Bu nasıl satış? Gümrük yönetimini alarme eden konu ise 2004 yılı verilerinde düğümleniyor. Geçen yıl Free Shop'lardan 118 milyon dolar alkollü içki satışı yapıldığı tespit ediliyor. Aynı dönemde Türkiye'nin ithalatı ise 9.5 milyon dolarda kalıyor. İthal içkideki yüksek vergilerin yasa dışı ticareti cazip hale getirdiği düşünülüyor. İddialara göre, Free Shop'larda, bir yolcunun pasaportu üzerinden gerçek alışverişin çok ötesinde mal çıkışı gösteriliyor. Aynı pasaport numarası farklı mağazalarda satış için kullanılıyor. Hatta hayali yolcular adına belge düzenleniyor. Ucuz içkinin el altından İstanbul'daki barlara verildiği tahmin ediliyor. Yıllık cirosu 500 milyon dolara yaklaşan Free Shop'ların "sağlık raporu", detaylı araştırmalardan sonra görülecek. Ama Gümrük Müsteşarlığı, bu mağazaları merkezi bilgisayar sistemiyle kontrol edecek. Satış belgesinin tarihi ve seri numarası, mağazanın adı, yolcu biniş kartı ve pasaport numarası, satılan eşyanın kod numarası ve fiyatı ile mağaza görevlisinin kimlik bilgileri çapraz denetime girecek.
AB ne istiyor? Gelelim işin ikinci yönüne... Yani, AB Komisyonu Türkiye Temsilcisi HansJörg Kretchmer'i, Devlet Bakanı Kürşad Tüzmen'le görüşmeye götüren şartlara... Gümrük müfettişleri, Free Shop'lara satılan viskilerin fiyatı ile iç piyasadaki ana dağıtıcılara satış fiyatı arasında büyük farklar belirledi.
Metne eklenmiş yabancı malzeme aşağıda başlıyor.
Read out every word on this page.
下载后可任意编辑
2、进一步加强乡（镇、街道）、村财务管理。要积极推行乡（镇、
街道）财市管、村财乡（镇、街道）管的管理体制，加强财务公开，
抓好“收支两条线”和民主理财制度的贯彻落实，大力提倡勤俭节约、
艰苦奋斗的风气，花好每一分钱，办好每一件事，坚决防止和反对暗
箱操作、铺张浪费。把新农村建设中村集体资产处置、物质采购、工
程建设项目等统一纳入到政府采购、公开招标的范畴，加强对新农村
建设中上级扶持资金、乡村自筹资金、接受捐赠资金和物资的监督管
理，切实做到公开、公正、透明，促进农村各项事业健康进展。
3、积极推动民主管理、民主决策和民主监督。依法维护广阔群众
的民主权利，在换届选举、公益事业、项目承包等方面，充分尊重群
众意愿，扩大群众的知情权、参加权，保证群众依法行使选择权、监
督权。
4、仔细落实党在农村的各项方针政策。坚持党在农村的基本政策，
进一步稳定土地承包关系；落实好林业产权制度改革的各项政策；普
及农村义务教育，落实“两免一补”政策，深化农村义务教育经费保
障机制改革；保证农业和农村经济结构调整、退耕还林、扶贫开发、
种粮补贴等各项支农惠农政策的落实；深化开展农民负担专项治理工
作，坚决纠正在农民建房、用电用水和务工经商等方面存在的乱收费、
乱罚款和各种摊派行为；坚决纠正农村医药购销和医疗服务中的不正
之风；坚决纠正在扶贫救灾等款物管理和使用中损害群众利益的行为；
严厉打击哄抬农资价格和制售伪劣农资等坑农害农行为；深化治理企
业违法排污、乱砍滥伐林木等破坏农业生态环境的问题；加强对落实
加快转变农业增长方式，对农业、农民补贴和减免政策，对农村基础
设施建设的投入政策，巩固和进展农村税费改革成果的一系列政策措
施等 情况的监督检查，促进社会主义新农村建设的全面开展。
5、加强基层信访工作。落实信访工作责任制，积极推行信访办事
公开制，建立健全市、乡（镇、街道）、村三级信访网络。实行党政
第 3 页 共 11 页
Viski firmalarının, Türkiye'de kurdukları şirketler aracılığıyla ithalat yaptıklarını ve bu arada fiyatları düşük tutarak vergi kaybına yol açtıklarını savundular. Örneğin, Free shop'lara 60 dolara satılan viskinin, Türkiye'deki kendi ithalatçı şirketlerine 20 dolara malolduğunu saptadılar. Hem vergi farkını istediler hem de teminat mektubu verilmesini... İtirazlar üzerine konu, bir kez daha incelenmek üzere teftişe havale edildi. Dünya Gümrük Örgütü'ne bile görüş soruldu. Müfettişler, son raporlarında da eski görüşlerinde ısrar ettiler. İşte bu yüzden AB Büyükelçisi Kretchmer, Tüzmen'den randevu istedi. AB tarafı, "Free Shop fiyatları ile ithalatçı fiyatları tabii ki farklı olacak. Free Shop fiyatı emsal olamaz. Orada vergisiz satış var. Oysa ithalata ağır vergi uygulanıyor. İki ayrı fark buradan kaynaklanıyor" diyerek itirazlarını sıraladı. Maliye kayıtları da viskinin ithal fiyatına, yüzde 275.6 oranında ÖTV ve yüzde 18 oranında KDV eklendiğini gösteriyor. AB'nin, "İki ayrı piyasa sözkonusu" tezine karşın Tüzmen ve ekibi, "Müfettiş rapor düzenlemiş. Olay yargıya intikal etmiş" dedi. Viski satıcısı ile alıcılar arasında organik bağ olup olmadığı, Free Shop fiyatının mı yoksa ithalatçı fiyatının mı esas alınacağına mahkemeler karar verecek.